Distributed locks: Acquire a lock by creating a node; release by deleting it.

Service discovery: Services register themselves; clients watch for changes.

Configuration management: Store config in ZooKeeper; services watch for updates.

Leader Election with ZooKeeper

PLAINTEXT

1. All nodes try to create /leader ephemeral node
2. One succeeds → becomes leader
3. Others watch /leader for deletion
4. Leader's session expires → /leader deleted
5. Watchers notified → back to step 1

Membership and Coordination

ZooKeeper implements atomic broadcast:

All writes go through a single leader
Leader assigns a sequence number (zxid)
All nodes see writes in zxid order

This makes it suitable for coordination tasks, but not for bulk data storage.

Limits of Consensus

Consensus is powerful but has fundamental limitations:

Performance

Consensus requires quorum responses for every decision. This means:

At least 3 nodes needed (5 for better fault tolerance)
Latency is bounded by slowest quorum member
Network partitions can stall progress

Dynamic Membership

Changing the set of participating nodes is complex. Most systems require careful procedures to add or remove nodes.

Algorithms Are Complex

Implementing consensus correctly is notoriously difficult. Use battle-tested libraries (etcd, ZooKeeper) rather than rolling your own.

Warning

Many systems that claim to implement consensus have subtle bugs.

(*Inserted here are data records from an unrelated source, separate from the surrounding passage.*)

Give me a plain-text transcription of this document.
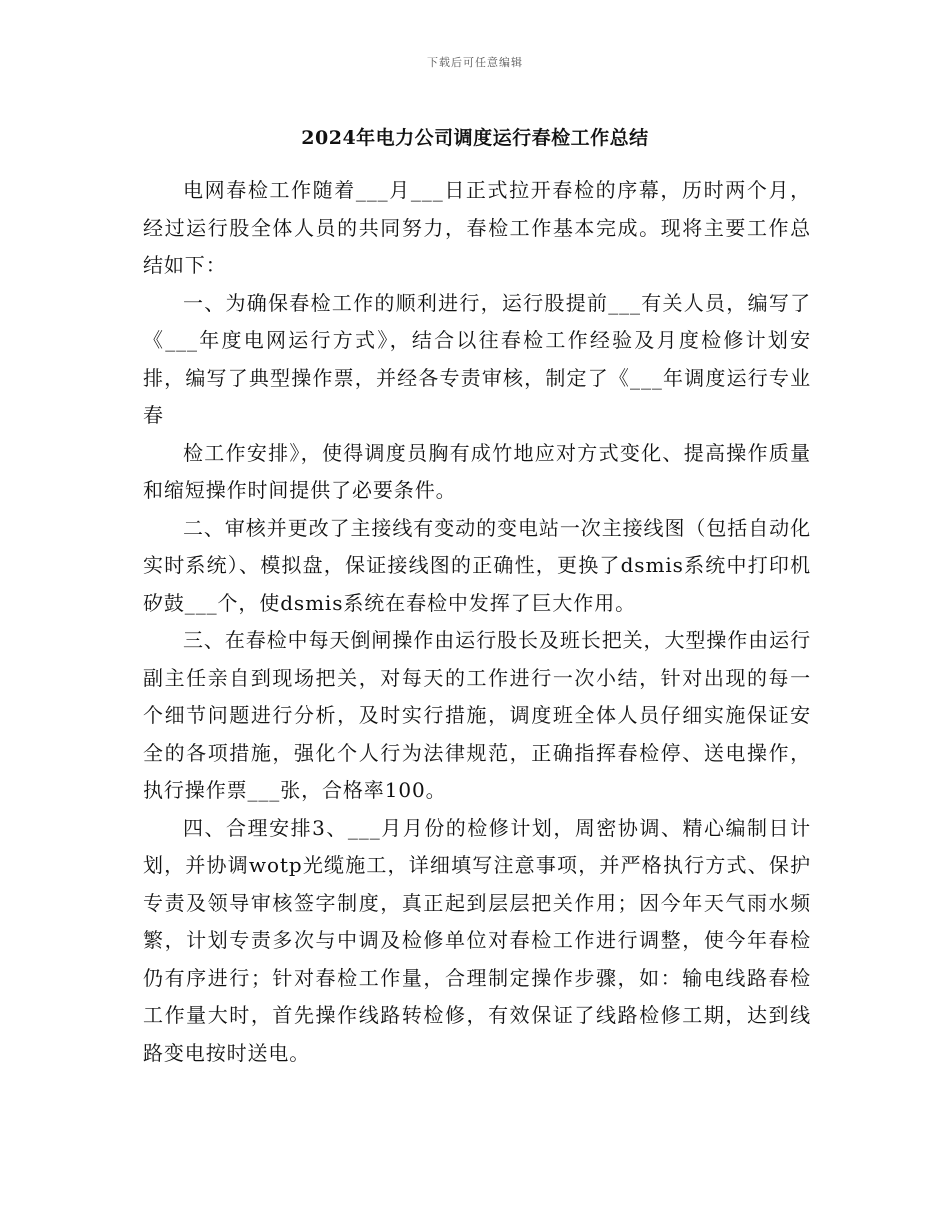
下载后可任意编辑
2024年电力公司调度运行春检工作总结

电网春检工作随着___月___日正式拉开春检的序幕，历时两个月，经过运行股全体人员的共同努力，春检工作基本完成。现将主要工作总结如下：

一、为确保春检工作的顺利进行，运行股提前___有关人员，编写了《___年度电网运行方式》，结合以往春检工作经验及月度检修计划安排，编写了典型操作票，并经各专责审核，制定了《___年调度运行专业春

检工作安排》，使得调度员胸有成竹地应对方式变化、提高操作质量和缩短操作时间提供了必要条件。

二、审核并更改了主接线有变动的变电站一次主接线图（包括自动化实时系统）、模拟盘，保证接线图的正确性，更换了dsmis系统中打印机矽鼓___个，使dsmis系统在春检中发挥了巨大作用。

三、在春检中每天倒闸操作由运行股长及班长把关，大型操作由运行副主任亲自到现场把关，对每天的工作进行一次小结，针对出现的每一个细节问题进行分析，及时实行措施，调度班全体人员仔细实施保证安全的各项措施，强化个人行为法律规范，正确指挥春检停、送电操作，执行操作票___张，合格率100。

四、合理安排3、___月月份的检修计划，周密协调、精心编制日计划，并协调wotp光缆施工，详细填写注意事项，并严格执行方式、保护专责及领导审核签字制度，真正起到层层把关作用；因今年天气雨水频繁，计划专责多次与中调及检修单位对春检工作进行调整，使今年春检仍有序进行；针对春检工作量，合理制定操作步骤，如：输电线路春检工作量大时，首先操作线路转检修，有效保证了线路检修工期，达到线路变电按时送电。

The formal proofs are complex, and edge cases are easy to miss.

Summary

Building reliable distributed systems requires careful attention to consistency and ordering:

Guarantee	Meaning	Cost
Eventual consistency	Replicas converge eventually	Low
Causal consistency	Respects happens-before	Medium
Linearizability	Acts like single copy	High

Ordering concepts:

Concept	Properties
Lamport timestamps	Total order, consistent with causality
Total order broadcast	Same order on all nodes
Consensus	All nodes agree on a value

Note

Linearizability, total order broadcast, and consensus are equivalent in power—if you can implement one, you can implement the others.

Practical advice:

Use coordination services (ZooKeeper, etcd) rather than implementing consensus yourself
Minimize consensus usage—it's expensive; use it only where truly needed
Understand your consistency requirements—many applications work fine with weaker guarantees
Accept that during partitions, you must choose between consistency and availability

Key insight: once you have consensus, you can build higher-level abstractions—leaders, locks, atomic broadcasts—that make the rest of your system much easier to reason about.